1. Peningkatan kemandirian industri dan SDM TIK dalam negeri, melalui Harmonisasi kebijakan dan regulasi untuk mendorong pengembangan industri TIK dalam negeri;
Peningkatan kapasitas SDM TIK yang tepat sasaran untuk memenuhi kebutuhan dalam negeri; Peningkatan literasi digital masyarakat;
2. Adopsi pemanfaatan teknologi global (Big Data, IoT, AI, dll) bersifat lintas sektor dalam proses perencanaan, pemantauan, maupun pelaksanaan kinerja, melalui : Mendorong pelaksanaan Satu Data dalam rangka pemanfaatan data yang saling interoperabilitas, terstandar serta dapat dibagipakaikan; Mendorong pemanfaatan analisa dari Big Data untuk meningkatkan ketepatan perencanaan, kinerja pelaksanaan pembangunan maupun ketepatan pengawasan pembangunan.

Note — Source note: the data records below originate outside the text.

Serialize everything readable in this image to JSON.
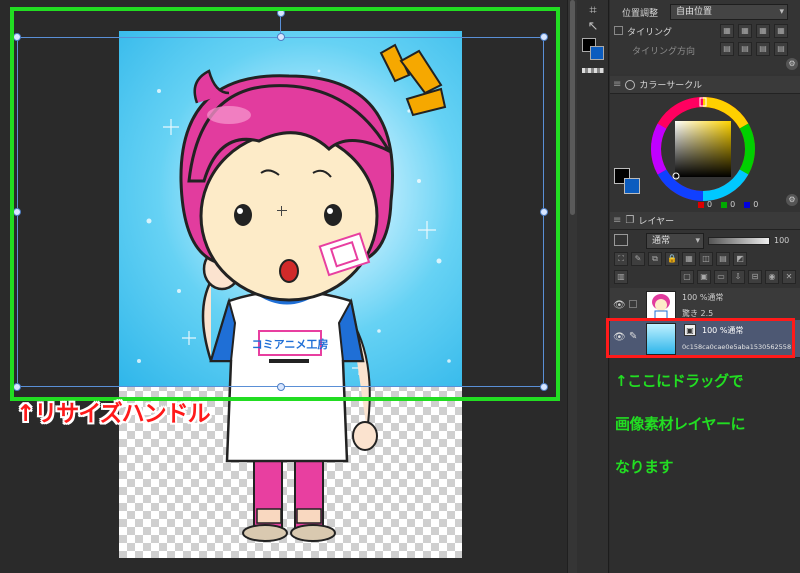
{
  "tool_property": {
    "position_label": "位置調整",
    "position_value": "自由位置",
    "tiling_label": "タイリング",
    "tiling_direction_label": "タイリング方向"
  },
  "color_wheel": {
    "title": "カラーサークル",
    "rgb": [
      "0",
      "0",
      "0"
    ]
  },
  "layer_panel": {
    "tab_label": "レイヤー",
    "blend_mode": "通常",
    "opacity_value": "100",
    "layers": [
      {
        "name_line1": "100 %通常",
        "name_line2": "驚き 2.5"
      },
      {
        "name_line1": "100 %通常",
        "name_line2": "0c158ca0cae0e5aba1530562558",
        "selected": true
      }
    ]
  },
  "annotations": {
    "resize_handle_caption": "↑リサイズハンドル",
    "drag_note_line1": "↑ここにドラッグで",
    "drag_note_line2": "画像素材レイヤーに",
    "drag_note_line3": "なります"
  },
  "artwork": {
    "shirt_logo": "コミアニメ工房"
  },
  "colors": {
    "highlight_green": "#22dd22",
    "highlight_red": "#ff1a1a",
    "selection_blue": "#5a8fd6"
  }
}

Untuk mendukung pelaksanaan transformasi digital sesuai dengan RPJMN, implementasi tersebut ditindaklanjuti dalam arah kebijakan pengarusutamaan pembangunan kelautan dan perikanan tahun 2020-2024, sesuai Peraturan Menteri Kelautan dan Perikanan Nomor 17 Tahun 2020 tentang Rencana Strategis Kementerian Kelautan dan Perikanan Tahun 2020-2024, yang meliputi:
1. Tujuan pembangunan berkelanjutan;
2. Gender;
3. Modal sosial budaya; dan 4. Transformasi digital.
Pengarusutamaan transformasi digital merupakan upaya untuk mengoptimalkan peranan teknologi digital dalam meningkatkan daya saing bangsa dan sebagai salah satu sumber pertumbuhan ekonomi Indonesia ke depan. Strategi pengarusutamaan transformasi digital terdiri dari aspek pemantapan ekosistem (supply), pemanfaatan (demand), dan pengelolaan big data.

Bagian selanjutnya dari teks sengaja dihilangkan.